Because the skin of preterm infants is not completely developed, they are particularly vulnerable to skin infections due to highly pathogenic microorganisms. Therefore, altering the skin microbiota could reduce infections and provide additional benefits. A case-control study, published in Early Human Development, 2010, aimed to investigate if olive oil (OO) application could influence the skin’s microbiota composition. Thirty-five very low birth weight infants were randomized to either daily skin application of olive oil or routine skin care for the first two weeks of life. A variety of bacteria were evaluated with both applications showing beneficial results. Though no significant differences were established between OO or a regular skincare routine, what the study showed is that OO is just as effective and is also well tolerated by preterm infants as a prebiotic enhancing agent.
A study, published in Journal of Nutritional Biochemistry, 2016, established that changes in gut microbes in subjects with metabolic syndrome had immune enhancing effects.
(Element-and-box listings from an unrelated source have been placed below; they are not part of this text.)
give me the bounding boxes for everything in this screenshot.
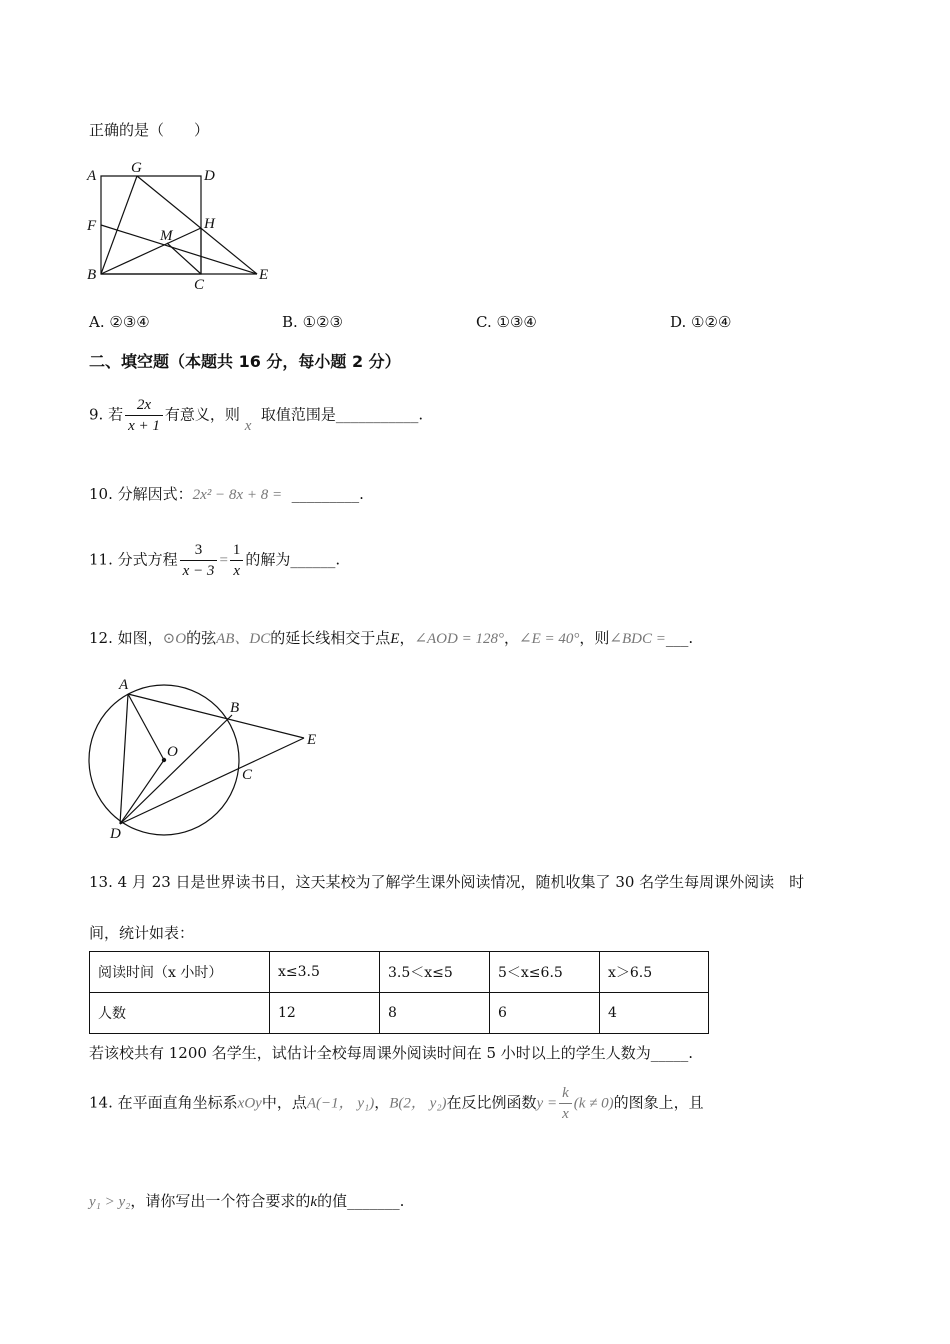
q11-rhs-fraction: $\frac{1}{x}$ bbox=[230, 540, 244, 581]
table-cell: 3.5＜x≤5 bbox=[380, 952, 490, 993]
label-o: O bbox=[167, 744, 178, 760]
label-e: E bbox=[307, 732, 317, 748]
segment-ge bbox=[137, 176, 257, 274]
question-11: 11. 分式方程 $\frac{3}{x - 3}$ = $\frac{1}{x}$ 的解为______. bbox=[89, 542, 341, 579]
question-13-conclusion: 若该校共有 1200 名学生，试估计全校每周课外阅读时间在 5 小时以上的学生人数为_____. bbox=[89, 1044, 694, 1062]
label-h: H bbox=[204, 216, 215, 232]
q12-figure bbox=[80, 672, 330, 844]
label-m: M bbox=[160, 228, 173, 244]
q9-fraction: $\frac{2x}{x + 1}$ bbox=[125, 395, 163, 436]
segment-ao bbox=[128, 694, 164, 760]
segment-mc bbox=[167, 243, 201, 274]
question-13-line-1: 13. 4 月 23 日是世界读书日，这天某校为了解学生课外阅读情况，随机收集了 30 名学生每周课外阅读 时 bbox=[89, 873, 805, 891]
q14-function-fraction: $\frac{k}{x}$ bbox=[559, 1083, 572, 1124]
q8-figure bbox=[80, 152, 280, 292]
label-f: F bbox=[87, 218, 97, 234]
question-12: 12. 如图，⊙O的弦AB、DC的延长线相交于点E，∠AOD = 128°，∠E = 40°，则∠BDC =___. bbox=[89, 629, 694, 647]
segment-de bbox=[120, 738, 304, 824]
table-cell: x≤3.5 bbox=[270, 952, 380, 993]
section-2-title: 二、填空题（本题共 16 分，每小题 2 分） bbox=[89, 352, 401, 371]
label-g: G bbox=[131, 160, 142, 176]
label-d: D bbox=[204, 168, 215, 184]
label-c: C bbox=[242, 767, 253, 783]
question-14-line-1: 14. 在平面直角坐标系xOy中，点A(−1， y₁)，B(2， y₂)在反比例函数y = $\frac{k}{x}$ (k ≠ 0)的图象上，且 bbox=[89, 1085, 704, 1122]
q8-tail-text: 正确的是（ ） bbox=[89, 121, 210, 139]
label-b: B bbox=[230, 700, 240, 716]
table-cell: x＞6.5 bbox=[600, 952, 709, 993]
question-13-line-2: 间，统计如表： bbox=[89, 924, 195, 942]
segment-fe bbox=[101, 225, 257, 274]
reading-time-table bbox=[89, 951, 709, 1034]
table-cell: 12 bbox=[270, 993, 380, 1034]
table-cell: 人数 bbox=[90, 993, 270, 1034]
table-cell: 4 bbox=[600, 993, 709, 1034]
segment-od bbox=[120, 760, 164, 824]
label-c: C bbox=[194, 277, 205, 292]
table-row bbox=[90, 993, 709, 1034]
label-d: D bbox=[110, 826, 121, 842]
segment-ad bbox=[120, 694, 128, 824]
label-a: A bbox=[119, 677, 129, 693]
q8-option-b: B. ①②③ bbox=[282, 313, 343, 331]
table-cell: 阅读时间（x 小时） bbox=[90, 952, 270, 993]
q8-option-a: A. ②③④ bbox=[89, 313, 150, 331]
table-cell: 8 bbox=[380, 993, 490, 1034]
question-10: 10. 分解因式：2x² − 8x + 8 = _________. bbox=[89, 485, 364, 503]
question-14-line-2: y₁ > y₂，请你写出一个符合要求的k的值_______. bbox=[89, 1192, 405, 1210]
question-9: 9. 若 $\frac{2x}{x + 1}$ 有意义，则 x 取值范围是___________. bbox=[89, 397, 424, 434]
label-e: E bbox=[259, 267, 269, 283]
q11-lhs-fraction: $\frac{3}{x - 3}$ bbox=[180, 540, 218, 581]
q8-option-c: C. ①③④ bbox=[476, 313, 537, 331]
q8-option-d: D. ①②④ bbox=[670, 313, 732, 331]
label-a: A bbox=[87, 168, 97, 184]
square-abcd bbox=[101, 176, 201, 274]
table-cell: 6 bbox=[490, 993, 600, 1034]
table-cell: 5＜x≤6.5 bbox=[490, 952, 600, 993]
table-header-row bbox=[90, 952, 709, 993]
label-b: B bbox=[87, 267, 97, 283]
center-point bbox=[162, 758, 166, 762]
segment-db bbox=[120, 715, 232, 824]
The authors concluding that “the consumption of a Mediterranean diet increased the abundance of the Bacteroides genus member B. thetaiotaomicron and F. prausnitzii, which suggest that the consumption of this diet may increase or maintain a microbiota with antiinflammatory capability.”
A pressure ulcer is a skin lesion, an infected wound that is produced secondary to inadequate blood supply to the area. Pressure ulcers are a common skin issue in immobilized patients. In a study, published in the PLOS ONE, 2015, researchers discovered that topical application of EVOO is a more cost-effective alternative for treating pressure ulcers in immobilized patients with the same beneficial outcomes as commonly used HOFA skin care products.
Fatty acids, also known as dietary lipids, are also involved in the modulation of the immune system and inflammatory processes. Oleuropein aglycone inhibits the proinflammatory molecule TNF‑a. Hydroxytyrosol has been shown to reduce TNF‑a and interleukin‑1 beta with promising effects on other key proinflammatory molecules. Tyrosol has been shown to inhibit COX‑2. And oleocanthal has extensive research surrounding its anti-inflammatory benefits for preventing and treating various health conditions.
A randomized, single-blinded study in Nutrition & Metabolism, 2015, aimed to determine the effect on immune responses when replacing oils in a typical American diet with EVOO for a 3 month period. Forty-one obese or overweight subjects were randomized to EVOO or a mixture of corn, soybean oil and butter (CON). The EVOO group saw decreases in blood pressure, increases in HDL cholesterol levels, and in direct relation to the immune system, increased anti-CD3/anti-CD28 stimulated T cell proliferation, showing clear immunological health benefits.
Overall, the results of both in vitro and in vivo studies show that OO is beneficial for various infections and infectious diseases. Best of all, it’s a natural food source that is readily available to everyone and comes with no side effects.